Underweight Is Associated with a Higher Risk of Acute Pancreatitis in Type 2 Diabetes: A Nationwide Cohort Study

J. Clin. Med. 2022, 11(19), 5641; https://doi.org/10.3390/jcm11195641
by Young Hoon Choi 1,†, Kyung-Do Han 2,†, In Rae Cho 3, In Seok Lee 1, Ji Kon Ryu 3, Yong-Tae Kim 3, Kwang Hyun Chung 4,* and Sang Hyub Lee 3,*
Reviewer 1:
Reviewer 2:
J. Clin. Med. 2022, 11(19), 5641; https://doi.org/10.3390/jcm11195641
Submission received: 5 August 2022 / Revised: 20 September 2022 / Accepted: 21 September 2022 / Published: 25 September 2022
(This article belongs to the Special Issue Clinical Epidemiology of Diabetes and Its Complications)

Round 1

Reviewer 1 Report

I appreciate this study mostly as it uses a big amount of data and applies a considerable follow-up length. It is also analysed appropriately - research such as this can have big impact on medical science. 
On the other hand, my greatest concern is interest: we already know that underweight and obesity are associated with an increased risk of AP (the same stands for almost all diseases), this paper just demonstrates the same in diabetes. It is indeed the first one to examine this exact question (that i know of) and does so with big data and appropriate methods.
Some minor comments, questions:

In your methods you state: „Out of about ten million individuals that underwent the NHS program in 2009, 4,238,822 subjects, approximately 40%, were selected for this study. Why 40%? randomly or non-randomly?

I am assuming that you categorised participants based on their glycemic status and BMI in 2009. There was a subanalysis of patients with a constant BMI (Figure 3), was there any accounting for changes in glycemic status over time? If not, this is an important point for your limitations.

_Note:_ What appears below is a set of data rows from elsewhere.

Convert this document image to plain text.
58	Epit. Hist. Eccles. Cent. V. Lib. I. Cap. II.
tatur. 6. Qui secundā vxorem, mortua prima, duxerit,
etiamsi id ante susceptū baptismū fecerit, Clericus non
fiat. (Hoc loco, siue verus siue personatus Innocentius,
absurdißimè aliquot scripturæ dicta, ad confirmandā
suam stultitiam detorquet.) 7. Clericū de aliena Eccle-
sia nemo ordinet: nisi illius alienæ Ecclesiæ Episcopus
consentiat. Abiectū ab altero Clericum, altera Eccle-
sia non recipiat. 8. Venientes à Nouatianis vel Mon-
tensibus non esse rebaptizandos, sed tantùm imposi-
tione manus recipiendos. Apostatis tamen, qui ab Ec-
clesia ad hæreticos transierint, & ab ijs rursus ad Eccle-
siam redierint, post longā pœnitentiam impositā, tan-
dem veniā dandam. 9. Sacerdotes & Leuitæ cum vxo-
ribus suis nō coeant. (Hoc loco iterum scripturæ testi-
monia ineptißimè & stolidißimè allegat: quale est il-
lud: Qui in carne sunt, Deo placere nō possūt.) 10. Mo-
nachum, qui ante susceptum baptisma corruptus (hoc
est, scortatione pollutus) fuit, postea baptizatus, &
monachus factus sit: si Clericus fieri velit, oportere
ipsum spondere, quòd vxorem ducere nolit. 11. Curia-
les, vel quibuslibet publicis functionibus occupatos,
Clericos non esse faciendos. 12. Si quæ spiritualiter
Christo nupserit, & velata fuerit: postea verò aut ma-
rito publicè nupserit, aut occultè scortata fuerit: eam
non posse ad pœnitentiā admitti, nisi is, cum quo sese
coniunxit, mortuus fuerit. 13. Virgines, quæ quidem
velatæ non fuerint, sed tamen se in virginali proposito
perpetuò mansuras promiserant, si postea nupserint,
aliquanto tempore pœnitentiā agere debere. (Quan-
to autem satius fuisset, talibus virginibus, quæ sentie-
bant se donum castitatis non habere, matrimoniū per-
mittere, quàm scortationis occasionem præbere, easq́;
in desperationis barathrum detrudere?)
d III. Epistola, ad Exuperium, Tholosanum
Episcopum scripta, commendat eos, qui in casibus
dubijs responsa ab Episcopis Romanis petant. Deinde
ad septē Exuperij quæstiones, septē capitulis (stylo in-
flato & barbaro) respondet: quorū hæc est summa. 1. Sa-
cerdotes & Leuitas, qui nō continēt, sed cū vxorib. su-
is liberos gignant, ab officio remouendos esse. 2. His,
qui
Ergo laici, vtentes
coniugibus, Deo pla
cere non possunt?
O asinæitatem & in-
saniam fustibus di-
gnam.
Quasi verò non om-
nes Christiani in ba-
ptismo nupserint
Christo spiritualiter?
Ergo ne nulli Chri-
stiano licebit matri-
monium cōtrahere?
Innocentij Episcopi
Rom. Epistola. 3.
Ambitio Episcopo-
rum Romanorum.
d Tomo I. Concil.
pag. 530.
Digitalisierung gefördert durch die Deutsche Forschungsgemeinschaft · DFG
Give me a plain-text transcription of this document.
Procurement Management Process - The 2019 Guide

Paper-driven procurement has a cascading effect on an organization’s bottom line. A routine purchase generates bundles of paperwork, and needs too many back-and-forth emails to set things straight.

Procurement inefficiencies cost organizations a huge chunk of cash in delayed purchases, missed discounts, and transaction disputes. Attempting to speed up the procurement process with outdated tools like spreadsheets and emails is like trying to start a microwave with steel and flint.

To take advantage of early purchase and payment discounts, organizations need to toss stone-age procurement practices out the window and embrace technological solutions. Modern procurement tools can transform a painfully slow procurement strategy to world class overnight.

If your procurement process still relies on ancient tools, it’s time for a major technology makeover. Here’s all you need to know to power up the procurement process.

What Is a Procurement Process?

On Figure 2, the Hazard ratio line connecting between glycemic status categories is inappropriate. Within group, between BMI categories it is ok, but there is no continuous transition e.g. from normal fpg bmi 30 or greater to IFG bmi less than 18.5.

 

Star signs indicating statistically not significant results instead of statistically significant results in unusual, although it is probably because most results are significant.

 

The description of Figure 3 was left as the default by error, please correct this.

 

There is a previous meta-analysis of nearly 2,000,000 participants, in which, while underweight was associated with a higher risk of pancreatitis, obesity was more dominant (https://www.ncbi.nlm.nih.gov/pmc/articles/PMC7990844/ Fig 2). Looking at your Figure 1, in your analysis, being underweight is considerably more dominant. Any idea about the difference? Were your unadjusted HRs closer to this pattern? Or is it a difference in population?

Author Response

Please see the attachment.

Author Response File: Author Response.docx

Reviewer 2 Report

In this study, the authors report an association between body mass index (BMI) and acute pancreatitis in patients with type 2 diabetes. There is a large number of cases included in the analysis, and the paper is concise. However, there are some parts of the paper that must be made clearer.

 

Major points

1. Authors said “Out of about ten million individuals that underwent the NHS program in 2009, 4,238,822 subjects, approximately 40%, were selected for this study.” I couldn’t understand how 4,238,822 patients were chosen. 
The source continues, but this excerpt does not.